# 1.5 Mbps to 8 Mbps



## silverwolf82587 (Jul 4, 2004)

yesturday i got my dsl modem. today i got a router. before i installed the router and connected straight to my pc it said 1.5 Mbps but when it is thru my router it says connected at 8 Mbps.

whats the deal? that cant be the actual speed can it?

thanx.


----------



## batty_professor (Jul 29, 2004)

Try the speedtests available here. http://pcpitstop.com/internet/default.asp

edit: This is probably better. lot less ads too. 
http://www.bandwidthplace.com/speedtest/


----------



## johnwill (Sep 26, 2002)

It's not the actual speed.
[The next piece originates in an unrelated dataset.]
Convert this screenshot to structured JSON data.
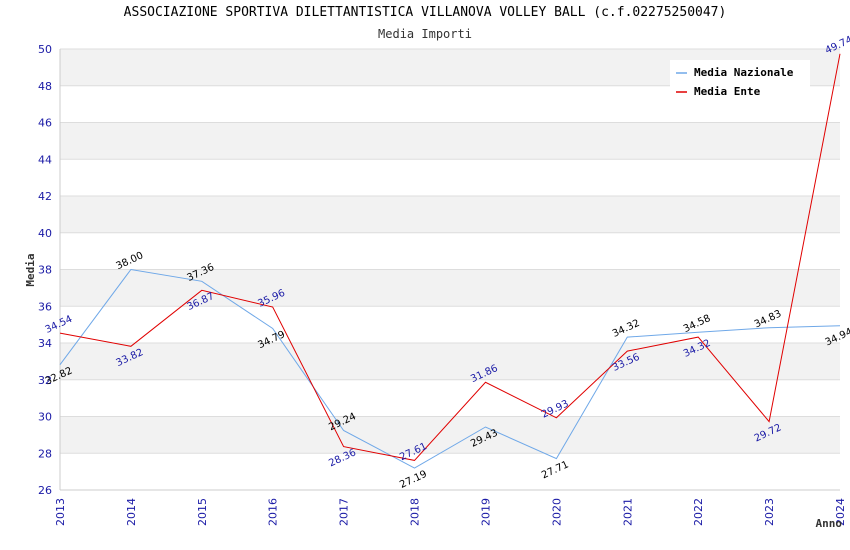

The router does nothing to enhance the speed of your DSL connection.


----------



## dai (Jul 2, 2004)

found this one sits in tray runs auto as often as you set it to and you can check the results when ever you feel like it
http://lsm-download.tcpiq.com/downloads/LineSpeedMeter.exe


----------



## MD_Willington (Jan 11, 2005)

2 devices can connect to each other faster than you broadband connection, my work station is connect at 1Gbps to the local server, so thats the speed between the 2 devices, like your machine connected to the router.

That doesn't mean my computer is connected to the internet at 1Gbps, just the 2 devices are transfering at that speed to and from each other.

Your braodband service at 1.5, is still 1.5.

MD


----------



## dai (Jul 2, 2004)

my adsl service is up to 8mg occasionally it will spike at 6.5mg but generally sits in the 2.3 to 2.6mg zone if your isp connection is 1.5mg you can expect it to be below this in it's actual speed
you can use this to check your speed
http://www.tcpiq.com/tcpIQ/LineSpeed/Download/


----------



## silverwolf82587 (Jul 4, 2004)

yes i understand they are two seperate things...

yur lan 100 mbps (mine)
and dsl 1.5 mbps (internet)

but it was showing two icons in the taskbar one said my dsl connection rated at 8 mbps and one for my lan which stated 100 mbps

was router just being dumb? or more likely the user...

my new router combines the two into one single icon.

i just didnt understand why it showed two and where did it get the 8 from?


----------



## dai (Jul 2, 2004)

the lan shows 100mg connection speed to the local network
the other the connection to the internet which gives a maximun speed of 8mg
when the dsl connection goes down the icon does not show
if you have not ticked the box at the bottom of the of tc/ip connections box to show icon you will not see it
the two screens in each icon are send and receive


----------



## ebackhus (Apr 21, 2005)

The way mine works is it shows the 1000/100/54/10Mbps connection from my station to the router, and the 10Mbps connection between the router and my cable modem. Thay may be what your 8Mbps is.


----------